Christmas

DECEMBER night. The winter solstice turned four days ago, he remembers. So the days get longer, as his father used to say, but the cold gets stronger.

Plenty cold already, in fact. The first snow, sifting across the New England village green, puffs in flurries around the pool of lantern-light at his feet as he walks. Home soon: Around the corner from the Meeting House he'll see the parsonage.

Strange how, despite the bustle inside, it always looks dark. If he could afford to let her use more than a single candle on the $400 he is paid each year , he would. She loves light - as a good wife should, he thinks, making a mental note for Sunday's sermon.

''And she brought forth her firstborn son, and wrapped him in swaddling clothes, and laid him in a manger; because there was no room for them in the inn.'' Luke, Chapter 2: another good mother, and beautiful words. He had read them to his family that morning. Since then, he knew, she would have been at the hearth - stirring onion soup in the kettle hung from the trammel, turning the joint of meat in the reflector oven, tending the Dutch oven where the pie baked. The girls would have been peeling potatoes and carrots, tossing scraps into the wooden piggin. His son, between carrying in wood and water, will have waited impatiently: Game board under his arm, he'll have been after his sisters to play nine men's morris.
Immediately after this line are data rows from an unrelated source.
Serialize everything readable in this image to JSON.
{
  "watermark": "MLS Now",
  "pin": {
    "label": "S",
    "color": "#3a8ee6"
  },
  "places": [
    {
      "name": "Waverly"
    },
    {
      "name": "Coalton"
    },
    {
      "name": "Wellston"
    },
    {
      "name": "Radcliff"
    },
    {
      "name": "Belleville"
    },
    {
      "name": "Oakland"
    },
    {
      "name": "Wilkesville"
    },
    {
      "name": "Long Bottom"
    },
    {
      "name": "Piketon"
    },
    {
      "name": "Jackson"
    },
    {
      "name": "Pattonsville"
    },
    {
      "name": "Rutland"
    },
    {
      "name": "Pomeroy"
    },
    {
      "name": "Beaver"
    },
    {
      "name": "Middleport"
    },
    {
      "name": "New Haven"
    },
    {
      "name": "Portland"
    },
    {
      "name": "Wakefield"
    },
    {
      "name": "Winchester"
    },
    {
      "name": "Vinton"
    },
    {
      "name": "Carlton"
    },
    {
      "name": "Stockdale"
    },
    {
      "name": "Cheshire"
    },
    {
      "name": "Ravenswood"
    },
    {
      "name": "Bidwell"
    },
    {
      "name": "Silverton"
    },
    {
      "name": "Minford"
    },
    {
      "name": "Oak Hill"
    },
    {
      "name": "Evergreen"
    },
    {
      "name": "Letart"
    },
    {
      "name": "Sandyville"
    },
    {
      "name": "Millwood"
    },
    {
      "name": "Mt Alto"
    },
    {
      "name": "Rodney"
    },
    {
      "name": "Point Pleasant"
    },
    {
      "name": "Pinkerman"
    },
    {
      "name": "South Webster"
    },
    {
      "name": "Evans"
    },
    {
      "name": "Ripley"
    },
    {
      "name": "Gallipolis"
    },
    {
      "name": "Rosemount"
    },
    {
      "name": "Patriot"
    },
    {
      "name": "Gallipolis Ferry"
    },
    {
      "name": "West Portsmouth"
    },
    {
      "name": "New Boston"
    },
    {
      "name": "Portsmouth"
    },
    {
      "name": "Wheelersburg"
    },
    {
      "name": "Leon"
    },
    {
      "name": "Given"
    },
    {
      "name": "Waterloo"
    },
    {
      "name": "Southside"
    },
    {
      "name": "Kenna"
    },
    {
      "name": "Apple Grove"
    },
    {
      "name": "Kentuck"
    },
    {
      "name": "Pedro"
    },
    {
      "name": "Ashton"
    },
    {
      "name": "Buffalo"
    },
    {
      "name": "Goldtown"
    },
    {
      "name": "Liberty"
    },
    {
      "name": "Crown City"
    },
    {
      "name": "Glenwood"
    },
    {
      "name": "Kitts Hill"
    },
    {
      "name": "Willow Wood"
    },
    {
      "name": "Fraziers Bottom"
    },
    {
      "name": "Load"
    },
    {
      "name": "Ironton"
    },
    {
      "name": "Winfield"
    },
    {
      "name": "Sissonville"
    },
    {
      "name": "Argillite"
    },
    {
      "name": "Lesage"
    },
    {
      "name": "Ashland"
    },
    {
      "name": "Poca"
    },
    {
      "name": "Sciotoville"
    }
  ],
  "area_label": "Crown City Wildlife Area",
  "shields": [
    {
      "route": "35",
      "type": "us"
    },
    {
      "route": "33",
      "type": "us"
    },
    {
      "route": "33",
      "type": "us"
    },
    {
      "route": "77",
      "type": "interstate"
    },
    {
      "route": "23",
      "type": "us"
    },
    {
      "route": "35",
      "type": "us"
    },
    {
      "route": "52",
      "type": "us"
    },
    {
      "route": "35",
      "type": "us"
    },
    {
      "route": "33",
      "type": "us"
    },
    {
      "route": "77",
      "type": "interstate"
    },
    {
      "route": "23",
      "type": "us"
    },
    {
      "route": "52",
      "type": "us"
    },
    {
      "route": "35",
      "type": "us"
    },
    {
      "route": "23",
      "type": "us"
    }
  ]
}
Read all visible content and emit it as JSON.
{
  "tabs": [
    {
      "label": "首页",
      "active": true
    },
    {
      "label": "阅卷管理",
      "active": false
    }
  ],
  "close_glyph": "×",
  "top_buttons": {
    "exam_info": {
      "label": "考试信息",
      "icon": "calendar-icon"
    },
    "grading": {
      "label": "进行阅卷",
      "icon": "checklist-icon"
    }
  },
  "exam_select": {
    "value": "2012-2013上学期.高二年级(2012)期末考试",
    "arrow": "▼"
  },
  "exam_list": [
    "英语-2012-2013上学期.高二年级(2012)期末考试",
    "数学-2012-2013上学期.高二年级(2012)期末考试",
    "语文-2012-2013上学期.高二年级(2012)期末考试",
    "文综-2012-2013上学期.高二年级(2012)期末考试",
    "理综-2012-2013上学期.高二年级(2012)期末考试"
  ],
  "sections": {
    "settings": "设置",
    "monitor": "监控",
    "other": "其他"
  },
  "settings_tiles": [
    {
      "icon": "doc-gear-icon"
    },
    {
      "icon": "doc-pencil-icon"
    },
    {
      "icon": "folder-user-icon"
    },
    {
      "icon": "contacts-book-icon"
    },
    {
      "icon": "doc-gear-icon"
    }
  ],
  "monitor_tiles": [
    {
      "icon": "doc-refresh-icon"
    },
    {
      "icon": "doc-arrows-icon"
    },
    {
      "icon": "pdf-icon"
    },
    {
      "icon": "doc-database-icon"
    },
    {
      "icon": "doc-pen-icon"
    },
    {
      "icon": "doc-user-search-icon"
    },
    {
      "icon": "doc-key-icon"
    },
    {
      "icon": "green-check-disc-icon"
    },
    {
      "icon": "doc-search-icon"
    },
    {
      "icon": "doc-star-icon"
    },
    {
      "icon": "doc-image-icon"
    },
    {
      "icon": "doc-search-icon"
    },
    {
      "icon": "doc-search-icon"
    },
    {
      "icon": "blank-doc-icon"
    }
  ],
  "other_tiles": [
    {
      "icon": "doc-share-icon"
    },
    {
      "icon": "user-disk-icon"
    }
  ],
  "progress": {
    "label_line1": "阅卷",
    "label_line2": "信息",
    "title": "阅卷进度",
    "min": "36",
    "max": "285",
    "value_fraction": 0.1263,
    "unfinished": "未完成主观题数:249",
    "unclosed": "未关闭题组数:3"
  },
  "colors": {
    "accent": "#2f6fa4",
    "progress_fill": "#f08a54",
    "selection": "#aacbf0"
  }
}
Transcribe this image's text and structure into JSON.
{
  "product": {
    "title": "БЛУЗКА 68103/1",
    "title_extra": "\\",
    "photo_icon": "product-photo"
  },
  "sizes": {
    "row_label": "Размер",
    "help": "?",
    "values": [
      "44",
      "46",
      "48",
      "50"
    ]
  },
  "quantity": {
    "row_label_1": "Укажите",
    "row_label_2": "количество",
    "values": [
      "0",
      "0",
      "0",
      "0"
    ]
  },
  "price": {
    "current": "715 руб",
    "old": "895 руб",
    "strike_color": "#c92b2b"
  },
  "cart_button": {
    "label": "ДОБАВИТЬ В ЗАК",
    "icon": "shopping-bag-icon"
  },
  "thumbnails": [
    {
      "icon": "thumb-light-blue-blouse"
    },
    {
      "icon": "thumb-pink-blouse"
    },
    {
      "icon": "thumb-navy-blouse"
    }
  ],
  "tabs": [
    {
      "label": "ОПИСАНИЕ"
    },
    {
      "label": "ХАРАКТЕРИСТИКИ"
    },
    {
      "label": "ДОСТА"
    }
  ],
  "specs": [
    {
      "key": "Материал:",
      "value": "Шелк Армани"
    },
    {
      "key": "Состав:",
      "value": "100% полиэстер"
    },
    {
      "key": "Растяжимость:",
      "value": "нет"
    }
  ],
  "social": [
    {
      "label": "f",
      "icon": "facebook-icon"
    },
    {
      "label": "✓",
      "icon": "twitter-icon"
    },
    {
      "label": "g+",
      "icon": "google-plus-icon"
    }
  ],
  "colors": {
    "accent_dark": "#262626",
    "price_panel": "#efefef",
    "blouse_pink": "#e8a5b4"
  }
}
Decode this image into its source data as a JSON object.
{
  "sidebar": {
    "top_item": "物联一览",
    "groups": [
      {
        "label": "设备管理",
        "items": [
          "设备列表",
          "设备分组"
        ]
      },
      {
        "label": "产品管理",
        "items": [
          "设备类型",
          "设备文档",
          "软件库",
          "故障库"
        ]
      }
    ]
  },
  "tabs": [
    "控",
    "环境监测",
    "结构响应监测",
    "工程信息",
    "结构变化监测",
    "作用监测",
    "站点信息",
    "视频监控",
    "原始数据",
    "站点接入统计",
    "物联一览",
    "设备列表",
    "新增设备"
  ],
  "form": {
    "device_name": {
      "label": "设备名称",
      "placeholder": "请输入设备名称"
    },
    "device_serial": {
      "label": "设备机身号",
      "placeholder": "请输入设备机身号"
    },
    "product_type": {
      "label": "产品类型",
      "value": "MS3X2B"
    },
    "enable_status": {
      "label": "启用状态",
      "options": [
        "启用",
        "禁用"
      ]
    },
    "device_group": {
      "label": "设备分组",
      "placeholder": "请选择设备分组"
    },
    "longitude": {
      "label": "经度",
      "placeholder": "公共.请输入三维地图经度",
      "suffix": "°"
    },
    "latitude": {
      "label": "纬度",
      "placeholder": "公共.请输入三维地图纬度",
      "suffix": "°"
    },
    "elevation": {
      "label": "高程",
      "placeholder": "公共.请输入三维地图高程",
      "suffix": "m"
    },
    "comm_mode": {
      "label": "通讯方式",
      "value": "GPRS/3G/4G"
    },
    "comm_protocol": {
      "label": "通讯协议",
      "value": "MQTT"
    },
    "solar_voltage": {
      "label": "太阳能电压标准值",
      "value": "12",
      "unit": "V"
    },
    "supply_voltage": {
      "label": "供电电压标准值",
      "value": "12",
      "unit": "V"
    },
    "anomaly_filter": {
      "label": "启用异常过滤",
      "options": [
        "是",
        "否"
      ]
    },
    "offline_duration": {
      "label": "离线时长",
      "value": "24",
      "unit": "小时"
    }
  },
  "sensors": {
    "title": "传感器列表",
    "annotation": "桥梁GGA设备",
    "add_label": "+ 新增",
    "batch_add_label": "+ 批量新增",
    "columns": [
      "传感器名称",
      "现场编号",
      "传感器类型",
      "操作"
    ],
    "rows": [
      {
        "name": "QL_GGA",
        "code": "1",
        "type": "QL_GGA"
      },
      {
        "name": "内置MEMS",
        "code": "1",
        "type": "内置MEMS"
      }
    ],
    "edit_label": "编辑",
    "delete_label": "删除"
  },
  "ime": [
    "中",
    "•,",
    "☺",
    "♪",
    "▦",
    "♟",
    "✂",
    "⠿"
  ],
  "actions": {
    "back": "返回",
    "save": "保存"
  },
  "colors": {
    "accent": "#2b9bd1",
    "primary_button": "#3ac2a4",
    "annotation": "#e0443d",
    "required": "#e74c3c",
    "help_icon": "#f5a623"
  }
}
They deserve it, he thinks, recalling how they had labored over that wreath. Under their mother's instruction, they wove the grapevine ring, trimming it with hemlock boughs and halves of bright red pomegranates. She even put some sprigs of bittersweet and crisp autumn leaves on the windowsills. That, alas, caused some mumblings in the village.

Well, let them mumble. A village winter is a dark time: And blessed they surely were for the shining redness of cranberries and apples and the amber shades of corn. Bring it all inside. Let the beams hang with the riches of the world's color. She loves color, too, he thought, making another note.m

An old New England Christmas? Certainly. There's only one hitch. When the parson arrived home that Christmas day in 1830, the Meeting House on the hill would have remained dark. There was no Christmas service - none at all. In the New England Congregational Church, Christmas was not a holiday.

If we could have heard his sermon the next Sunday, it might have touched on Christmas. But only, perhaps, to reaffirm the wisdom of his Puritan forefathers , who had fled what they thought of as the ''pagan'' ceremonies of the Church of England.

Only the Sabbath, they taught, was mentioned as a day of worship in the Bible. Christmas, like Easter and the saints' days, was a business day in early New England. On Christmas Day in 1621, Gov. William Bradford of Plymouth Colony rebuked a group of recent arrivals who told him that ''it went against their consciences to work.'' As late as 1830, when a mill agent in Mansfield, Mass., rang his bell as usual at 6:05 on Christmas morning, he noted that ''all hands'' showed up.

There were holidays, of course, but of national rather than scriptural origin. Thanksgiving was the occasion (as Christmas is today) for family get-togethers. And the Fourth of July (Independence Day) was filled with cannon firings and speechmaking.

But the refusal to celebrate Christmas persisted past the middle of the 19th century - well after the Congregational Church (which, as the state church of Massachusetts, had been funded by the legislature) was separated from the commonwealth in 1834.

Before then, Episcopalians were the foremost celebrants of New England Christmas. And their services held a fascination even for the Puritans. During her girlhood in a Congregational parsonage in Litchfield, Conn., Harriet Beecher Stowe once visited an Episcopal church on Christmas Eve - decorated with evergreen boughs, candles, and ''a great gold star.'' The service, she later wrote, was ''sweet and beautiful,'' making the onlooker ''regret that the Church of England had ever expelled the Puritan leaders from an inheritance of such lovely possibilities.''

Separation from that ''inheritance,'' however, did not lead the Puritans to dispense with seasonal ornamentation. Winter decoration arose, at first, simply out of a need to store food indoors. On a sideboard they piled apples in pyramids. Squash, pumpkin, apple, and pear slices, threaded on twine, would be festooned from beams to dry beside what we now call ''Indian'' corn. Holly, rose hips, and crab apples might be brought indoors - less for use than for decoration. And (especially if company were expected) the rooms might be decorated with wreaths and swags of evergreens, laced with dried flowers or bright-colored ribbons. Color? Yes, indeed - the New England villagers, contrary to the popular notion of their black-and-white austerity, had a love of color that shows up in wallpapers, ribbons, and fabrics. But it was not, in 1830, Christmas color.

It took another decade, at least, before the New England villages began to follow the fashions of Boston and New York, where Christmas decorations had become the vogue. Clement Moore had written his famous ''Visit from Saint Nicholas'' ('' 'Twas the night before Christmas'') in 1822. In 1856 Christmas became a legal holiday in New England. Somewhere in the latter half of the century, too, the Christmas tree arrived in New England.

By then, the ''old New England Christmas'' was well launched - a tradition that lasts down to our day.